Selected Interplanetary Tour Reservations from Hayden Planetarium Archive, 1950–1954
Selected Interplanetary Tour Reservations from Hayden Planetarium Archive, 1950–1954
As a part of its Conquest of Space exhibition, Hayden Planetarium hosted an Interplanetary Reservations Desk. These applications are from the planetarium’s archive from that show, and have still not been handed over to a commercial spaceflight company able to offer tours. Given SpaceX’s first sales of flights to the Moon and plans to build a lunar base in order to reach Mars, the photographer suggests ‘these applications may find their way to the man who is first able to ‘sell the Moon.’’
Installation of work in Space: A Visual Journey, in Fotografiska, Stockholm, October 2024.

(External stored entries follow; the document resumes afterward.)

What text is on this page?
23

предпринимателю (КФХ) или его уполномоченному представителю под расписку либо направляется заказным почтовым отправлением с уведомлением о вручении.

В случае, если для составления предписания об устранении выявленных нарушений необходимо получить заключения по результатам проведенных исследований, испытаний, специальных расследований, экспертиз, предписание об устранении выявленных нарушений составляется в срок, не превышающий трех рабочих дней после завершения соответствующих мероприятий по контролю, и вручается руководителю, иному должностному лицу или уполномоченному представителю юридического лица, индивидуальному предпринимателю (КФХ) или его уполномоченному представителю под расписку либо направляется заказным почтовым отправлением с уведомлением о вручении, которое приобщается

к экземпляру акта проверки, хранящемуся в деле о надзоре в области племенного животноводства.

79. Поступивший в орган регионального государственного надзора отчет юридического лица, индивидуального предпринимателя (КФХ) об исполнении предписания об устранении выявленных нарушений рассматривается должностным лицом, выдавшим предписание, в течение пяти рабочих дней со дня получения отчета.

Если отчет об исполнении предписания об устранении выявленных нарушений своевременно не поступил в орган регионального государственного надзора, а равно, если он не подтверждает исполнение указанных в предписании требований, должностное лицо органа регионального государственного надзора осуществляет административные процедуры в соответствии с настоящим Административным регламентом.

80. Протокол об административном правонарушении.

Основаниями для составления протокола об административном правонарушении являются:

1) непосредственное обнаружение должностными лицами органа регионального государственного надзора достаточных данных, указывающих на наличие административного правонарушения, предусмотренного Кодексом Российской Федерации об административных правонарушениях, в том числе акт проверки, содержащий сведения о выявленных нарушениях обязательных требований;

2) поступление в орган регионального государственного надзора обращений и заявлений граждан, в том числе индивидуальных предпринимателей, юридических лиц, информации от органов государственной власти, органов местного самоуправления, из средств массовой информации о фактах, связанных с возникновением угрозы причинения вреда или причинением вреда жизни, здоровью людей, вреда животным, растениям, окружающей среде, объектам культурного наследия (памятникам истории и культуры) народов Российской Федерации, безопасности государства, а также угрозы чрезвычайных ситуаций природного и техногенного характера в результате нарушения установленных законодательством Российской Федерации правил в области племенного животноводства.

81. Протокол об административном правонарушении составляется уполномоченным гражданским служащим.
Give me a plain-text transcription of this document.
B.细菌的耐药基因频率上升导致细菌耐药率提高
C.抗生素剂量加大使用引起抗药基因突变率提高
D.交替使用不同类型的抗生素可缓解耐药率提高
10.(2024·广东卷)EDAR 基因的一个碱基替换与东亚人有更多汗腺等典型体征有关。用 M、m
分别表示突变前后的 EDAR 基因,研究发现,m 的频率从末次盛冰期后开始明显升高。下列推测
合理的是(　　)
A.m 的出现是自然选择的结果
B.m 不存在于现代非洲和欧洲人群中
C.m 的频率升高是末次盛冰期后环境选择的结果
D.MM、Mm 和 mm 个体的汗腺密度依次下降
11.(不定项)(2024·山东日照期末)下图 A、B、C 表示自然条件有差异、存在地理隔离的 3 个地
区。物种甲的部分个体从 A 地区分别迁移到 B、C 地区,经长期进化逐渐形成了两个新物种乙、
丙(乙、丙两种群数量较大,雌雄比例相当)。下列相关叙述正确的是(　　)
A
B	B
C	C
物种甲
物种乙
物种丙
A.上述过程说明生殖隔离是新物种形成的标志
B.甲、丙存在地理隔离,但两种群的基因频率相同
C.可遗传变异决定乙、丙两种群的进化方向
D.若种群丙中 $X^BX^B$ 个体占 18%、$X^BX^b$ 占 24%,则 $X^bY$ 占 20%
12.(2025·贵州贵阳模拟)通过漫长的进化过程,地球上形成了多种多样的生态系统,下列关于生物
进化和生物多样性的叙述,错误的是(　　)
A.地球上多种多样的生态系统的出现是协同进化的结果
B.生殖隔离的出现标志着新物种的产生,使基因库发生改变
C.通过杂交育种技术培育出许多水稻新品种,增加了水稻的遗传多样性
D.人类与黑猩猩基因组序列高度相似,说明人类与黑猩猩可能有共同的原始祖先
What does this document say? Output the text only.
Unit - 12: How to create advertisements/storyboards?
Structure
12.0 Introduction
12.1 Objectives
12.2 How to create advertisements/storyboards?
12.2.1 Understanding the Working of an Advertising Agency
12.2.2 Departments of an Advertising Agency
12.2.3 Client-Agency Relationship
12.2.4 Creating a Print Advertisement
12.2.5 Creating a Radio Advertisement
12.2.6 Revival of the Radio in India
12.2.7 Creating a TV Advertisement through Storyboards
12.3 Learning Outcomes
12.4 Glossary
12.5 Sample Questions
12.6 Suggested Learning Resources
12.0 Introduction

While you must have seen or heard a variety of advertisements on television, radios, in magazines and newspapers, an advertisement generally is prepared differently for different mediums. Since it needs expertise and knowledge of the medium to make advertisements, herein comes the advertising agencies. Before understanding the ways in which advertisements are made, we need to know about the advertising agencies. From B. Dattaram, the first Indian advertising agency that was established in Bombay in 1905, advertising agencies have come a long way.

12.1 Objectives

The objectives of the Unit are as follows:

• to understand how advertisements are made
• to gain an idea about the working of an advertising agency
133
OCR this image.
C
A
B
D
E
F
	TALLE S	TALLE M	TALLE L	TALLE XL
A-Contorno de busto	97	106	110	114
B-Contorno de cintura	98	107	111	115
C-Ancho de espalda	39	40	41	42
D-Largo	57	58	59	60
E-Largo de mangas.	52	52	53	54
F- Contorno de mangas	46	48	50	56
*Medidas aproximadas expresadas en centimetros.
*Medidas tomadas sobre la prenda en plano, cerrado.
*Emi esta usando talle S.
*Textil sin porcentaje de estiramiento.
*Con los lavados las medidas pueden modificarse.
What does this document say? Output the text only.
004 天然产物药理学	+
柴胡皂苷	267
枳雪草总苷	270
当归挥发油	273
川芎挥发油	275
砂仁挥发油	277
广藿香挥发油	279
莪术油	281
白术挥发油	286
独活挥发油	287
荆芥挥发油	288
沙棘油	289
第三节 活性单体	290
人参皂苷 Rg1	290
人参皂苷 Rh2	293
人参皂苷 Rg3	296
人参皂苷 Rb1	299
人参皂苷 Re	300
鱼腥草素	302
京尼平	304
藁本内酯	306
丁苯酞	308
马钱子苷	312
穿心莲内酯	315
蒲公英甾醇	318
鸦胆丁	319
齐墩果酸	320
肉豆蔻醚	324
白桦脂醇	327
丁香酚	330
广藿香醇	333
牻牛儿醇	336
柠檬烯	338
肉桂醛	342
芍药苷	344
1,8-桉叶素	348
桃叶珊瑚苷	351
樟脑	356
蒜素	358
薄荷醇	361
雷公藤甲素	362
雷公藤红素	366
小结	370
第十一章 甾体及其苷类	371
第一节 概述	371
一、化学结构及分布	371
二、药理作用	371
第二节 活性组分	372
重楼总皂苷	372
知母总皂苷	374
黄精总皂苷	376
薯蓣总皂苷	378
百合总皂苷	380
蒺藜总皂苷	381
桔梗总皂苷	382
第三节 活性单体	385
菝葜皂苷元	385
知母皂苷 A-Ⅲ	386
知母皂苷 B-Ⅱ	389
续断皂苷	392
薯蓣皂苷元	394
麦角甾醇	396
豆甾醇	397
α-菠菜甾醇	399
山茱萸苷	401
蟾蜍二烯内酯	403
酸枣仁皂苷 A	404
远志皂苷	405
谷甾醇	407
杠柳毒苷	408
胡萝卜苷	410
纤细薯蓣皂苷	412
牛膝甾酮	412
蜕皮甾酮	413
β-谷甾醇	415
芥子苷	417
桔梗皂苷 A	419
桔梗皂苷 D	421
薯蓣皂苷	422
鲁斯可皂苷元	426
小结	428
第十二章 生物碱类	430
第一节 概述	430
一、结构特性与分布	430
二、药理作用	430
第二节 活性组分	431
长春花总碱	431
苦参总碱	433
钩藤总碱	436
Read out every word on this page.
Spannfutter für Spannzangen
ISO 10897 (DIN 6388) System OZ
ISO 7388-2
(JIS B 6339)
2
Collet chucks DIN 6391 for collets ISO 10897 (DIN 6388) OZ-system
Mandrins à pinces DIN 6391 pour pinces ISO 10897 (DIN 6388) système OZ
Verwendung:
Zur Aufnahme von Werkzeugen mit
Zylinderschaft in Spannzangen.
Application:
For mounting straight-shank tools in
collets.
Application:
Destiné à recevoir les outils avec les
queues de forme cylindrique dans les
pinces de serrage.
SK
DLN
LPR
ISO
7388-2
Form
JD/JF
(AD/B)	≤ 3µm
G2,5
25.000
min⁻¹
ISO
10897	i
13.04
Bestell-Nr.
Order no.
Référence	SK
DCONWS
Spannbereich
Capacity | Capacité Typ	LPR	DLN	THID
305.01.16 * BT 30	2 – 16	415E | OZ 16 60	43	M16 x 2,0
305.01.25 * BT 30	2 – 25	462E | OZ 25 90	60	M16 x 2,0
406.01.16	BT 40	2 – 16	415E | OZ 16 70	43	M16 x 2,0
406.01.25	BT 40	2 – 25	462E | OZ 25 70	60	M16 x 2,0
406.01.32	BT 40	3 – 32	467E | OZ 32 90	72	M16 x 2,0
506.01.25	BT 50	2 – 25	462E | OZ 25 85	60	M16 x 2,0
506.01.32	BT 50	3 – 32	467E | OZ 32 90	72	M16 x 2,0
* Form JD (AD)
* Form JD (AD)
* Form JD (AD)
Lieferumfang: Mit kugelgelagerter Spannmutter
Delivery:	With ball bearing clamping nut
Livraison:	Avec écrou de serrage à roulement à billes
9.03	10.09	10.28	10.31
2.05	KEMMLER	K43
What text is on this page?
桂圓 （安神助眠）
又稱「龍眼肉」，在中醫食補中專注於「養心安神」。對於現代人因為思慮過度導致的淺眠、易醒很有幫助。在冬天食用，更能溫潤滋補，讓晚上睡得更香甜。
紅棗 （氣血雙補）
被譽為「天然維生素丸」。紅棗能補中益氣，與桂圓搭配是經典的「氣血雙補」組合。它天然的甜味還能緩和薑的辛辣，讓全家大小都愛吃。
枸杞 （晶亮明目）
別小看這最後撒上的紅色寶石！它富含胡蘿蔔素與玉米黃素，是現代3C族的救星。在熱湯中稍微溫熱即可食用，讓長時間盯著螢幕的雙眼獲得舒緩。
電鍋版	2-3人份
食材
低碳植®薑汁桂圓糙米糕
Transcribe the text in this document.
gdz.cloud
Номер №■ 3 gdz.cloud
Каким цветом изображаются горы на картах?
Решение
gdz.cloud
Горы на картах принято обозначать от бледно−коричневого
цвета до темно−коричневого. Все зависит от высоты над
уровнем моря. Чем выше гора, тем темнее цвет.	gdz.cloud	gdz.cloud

Installation of work in Space: A Visual Journey, in Fotografiska, Stockholm, October 2024.
Space: A Visual Journey is an installation of the artist’s work that takes reference from the masculine and corporate mid-century wood panelled interiors of NASA, which are seemingly at odds with the vision of futuristic spaceflight. The frames for the pictures are corporate metal mouldings, and mounts are in stainless steel, matching wood or plush velvet. In this way, the artist is inserting her story into an austere environment that has so often been exclusionary for queer people like her.